The family from diaspora are those who live in the cities and who make rare appearances. In other words they only come home when they have to, and you’ll walk around wondering where your cousin Henry went to- thinking you’ll see the skinny boy who could climb mango trees or outrun the neighbors whenever he stole mandazis from their tables or guavas from their farms. Instead you will see a tall, dark and well built man with a light skinned woman by his side and a kid hugging his right leg. He’ll tell you she’s his girlfriend and the kid is his son who has turned four. You’ll step back and shift your weight from one leg to the other and only manage to say, “long time! How’ve you been, lakini?”

Then there’s the entourage from diaspora, these are the friends of some of the family members who come home in cars. They are self sufficient holding their own Keringet Water bottles and wearing the best sunglasses that mask either their hangovers or their fabulosity! Pick one. They are the life of the party, and the villagers would look at them wondering, “magi to oya kanye?” (Where are these clowns from?) But, they don’t care, they take wonderful selfies with their Samsung Tablets and fill Instagram with #funeralthings #life #ochamanenos #friendsforlife. But, before you dismiss them, know that they drove for twelve hours and they kept sharing jokes and drinks and doing their best to cheer up their friend.

Then, my favorite are the women and the shoes. I am more of a tee-shirt and jeans kinda girl when it comes to a funeral, but most people now wear black.

I love my black and wear it to work or when I’m doing my favorite things: buying stationery, buying novels and hanging out at Java. Most people seem to wear it to funerals, but for me I do not like to mix my grief with discomfort especially given the crazy heat that’s experienced this side of the world.

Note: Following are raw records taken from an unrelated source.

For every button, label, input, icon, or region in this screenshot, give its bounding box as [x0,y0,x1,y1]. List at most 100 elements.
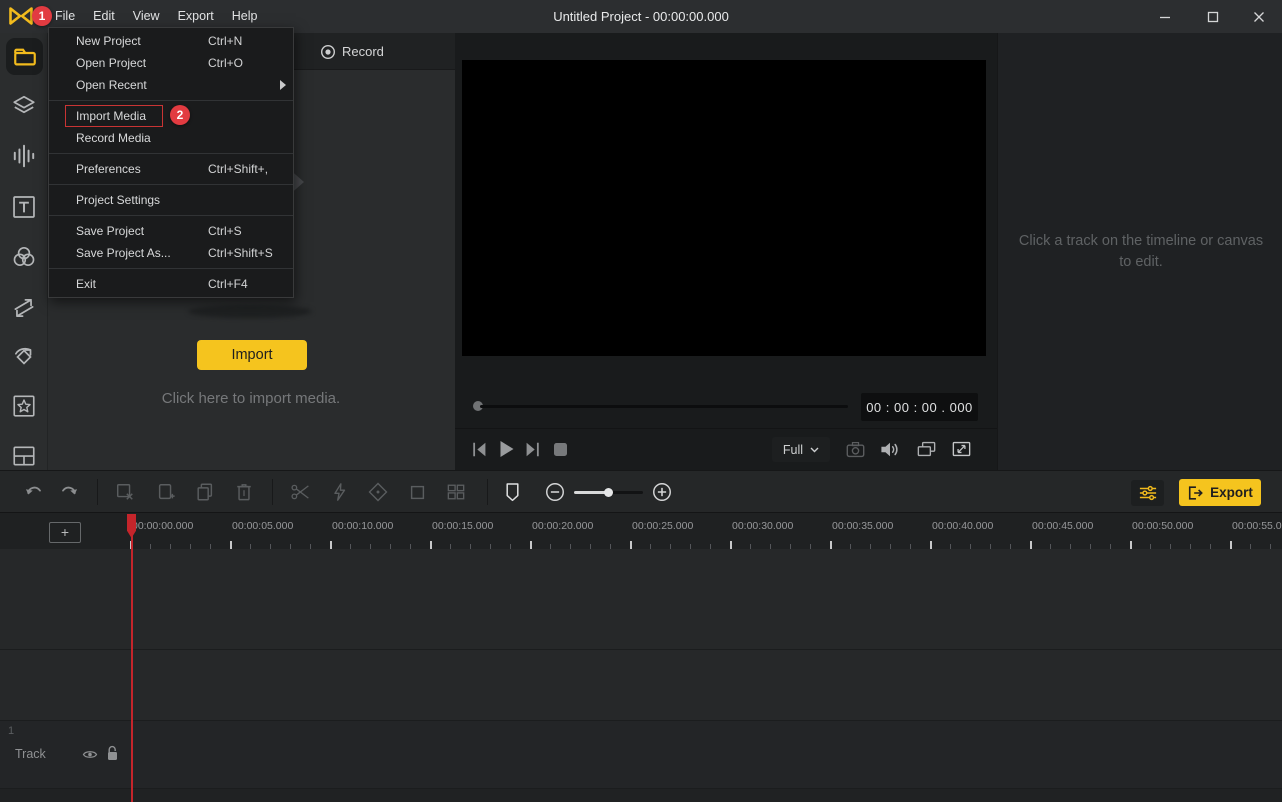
layout-button[interactable] [444,480,468,504]
import-hint-text[interactable]: Click here to import media. [120,390,382,407]
track-number: 1 [8,725,15,737]
play-button[interactable] [494,437,518,461]
menu-item-new-project[interactable]: New Project Ctrl+N [49,30,293,52]
export-button[interactable]: Export [1179,479,1261,506]
split-button[interactable] [288,480,312,504]
previous-frame-button[interactable] [468,437,492,461]
seek-bar[interactable] [480,405,848,408]
record-tab-label: Record [342,44,384,59]
timeline-ruler[interactable]: + 00:00:00.000 00:00:05.000 00:00:10.000 00… [0,512,1282,549]
ruler-label: 00:00:40.000 [932,520,994,532]
paste-button[interactable] [154,480,178,504]
properties-hint-text: Click a track on the timeline or canvas … [1018,233,1264,270]
shortcut: Ctrl+N [208,34,243,48]
redo-button[interactable] [56,480,80,504]
cut-button[interactable] [113,480,137,504]
ruler-label: 00:00:10.000 [332,520,394,532]
ruler-label: 00:00:25.000 [632,520,694,532]
playhead-line[interactable] [131,514,133,802]
volume-button[interactable] [878,437,902,461]
transitions-icon[interactable] [11,295,37,321]
preview-zoom-select[interactable]: Full [772,437,830,462]
menu-item-save-project-as[interactable]: Save Project As... Ctrl+Shift+S [49,242,293,264]
delete-button[interactable] [232,480,256,504]
track-visibility-eye-icon[interactable] [82,748,98,762]
app-window: Untitled Project - 00:00:00.000 File Edi… [0,0,1282,802]
minimize-button[interactable] [1146,0,1184,33]
toolbar-divider [272,479,273,505]
timeline-row[interactable] [0,650,1282,721]
timeline-zoom-slider-fill [574,491,608,494]
timeline-zoom-out-button[interactable] [543,480,567,504]
ruler-label: 00:00:05.000 [232,520,294,532]
ruler-label: 00:00:45.000 [1032,520,1094,532]
shortcut: Ctrl+O [208,56,244,70]
dual-screen-button[interactable] [914,437,938,461]
menu-separator [49,184,293,185]
preview-zoom-value: Full [782,442,804,457]
marker-button[interactable] [500,480,524,504]
speed-button[interactable] [327,480,351,504]
timeline-track-row[interactable] [0,721,1282,789]
split-screen-icon[interactable] [11,443,37,469]
shortcut: Ctrl+S [208,224,242,238]
ruler-label: 00:00:00.000 [132,520,194,532]
export-settings-button[interactable] [1131,480,1164,506]
maximize-button[interactable] [1194,0,1232,33]
fullscreen-button[interactable] [949,437,973,461]
audio-waveform-icon[interactable] [11,143,37,169]
video-canvas[interactable] [462,60,986,356]
toolbar-divider [97,479,98,505]
timeline-zoom-slider-handle[interactable] [604,488,613,497]
elements-icon[interactable] [11,393,37,419]
export-icon [1189,485,1203,500]
annotation-step-1-badge: 1 [32,6,52,26]
submenu-arrow-icon [280,80,286,90]
menu-item-project-settings[interactable]: Project Settings [49,189,293,211]
annotation-step-2-badge: 2 [170,105,190,125]
menu-item-preferences[interactable]: Preferences Ctrl+Shift+, [49,158,293,180]
timeline-row[interactable] [0,549,1282,650]
timecode-display: 00 : 00 : 00 . 000 [861,393,978,421]
ruler-label: 00:00:15.000 [432,520,494,532]
menu-separator [49,100,293,101]
text-icon[interactable] [11,194,37,220]
undo-button[interactable] [23,480,47,504]
menu-item-open-recent[interactable]: Open Recent [49,74,293,96]
tab-record[interactable]: Record [320,33,384,70]
menu-item-exit[interactable]: Exit Ctrl+F4 [49,273,293,295]
menu-separator [49,215,293,216]
sidebar-item-media[interactable] [6,38,43,75]
properties-panel: Click a track on the timeline or canvas … [997,33,1282,470]
ruler-label: 00:00:50.000 [1132,520,1194,532]
adjust-sliders-icon [1139,485,1156,501]
menu-item-record-media[interactable]: Record Media [49,127,293,149]
chevron-down-icon [810,447,819,452]
menu-item-save-project[interactable]: Save Project Ctrl+S [49,220,293,242]
snapshot-camera-button[interactable] [843,437,867,461]
menu-item-open-project[interactable]: Open Project Ctrl+O [49,52,293,74]
next-frame-button[interactable] [520,437,544,461]
preview-panel: 00 : 00 : 00 . 000 Full [455,33,997,470]
layers-icon[interactable] [11,93,37,119]
stop-button[interactable] [548,437,572,461]
menu-separator [49,268,293,269]
ruler-label: 00:00:30.000 [732,520,794,532]
crop-button[interactable] [405,480,429,504]
close-button[interactable] [1240,0,1278,33]
ruler-label: 00:00:35.000 [832,520,894,532]
timeline-toolbar: Export [0,470,1282,512]
menu-item-import-media[interactable]: Import Media 2 [49,105,293,127]
ruler-labels: 00:00:00.000 00:00:05.000 00:00:10.000 00:0… [0,520,1282,534]
ruler-label: 00:00:55.000 [1232,520,1282,532]
track-lock-icon[interactable] [106,745,119,762]
motion-icon[interactable] [11,344,37,370]
shortcut: Ctrl+Shift+, [208,162,269,176]
shortcut: Ctrl+F4 [208,277,248,291]
timeline-zoom-in-button[interactable] [650,480,674,504]
import-button[interactable]: Import [197,340,307,370]
import-illustration-shadow [188,305,312,318]
filters-icon[interactable] [11,244,37,270]
keyframe-button[interactable] [366,480,390,504]
duplicate-button[interactable] [193,480,217,504]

Going back to what I was saying, you realize that people wear shoes and the old women are taking to doll shoes and leaving the Ngoma’s to the young and restless youth who flaunt their pouts for selfies. But as you notice these things, you cannot help but be reminded of how fickle life is, for what is there will be taken and you cannot help but wonder why your mind is making you feel such deep stuff and you suddenly say to yourself, “Where’s the food? I’m hungry.”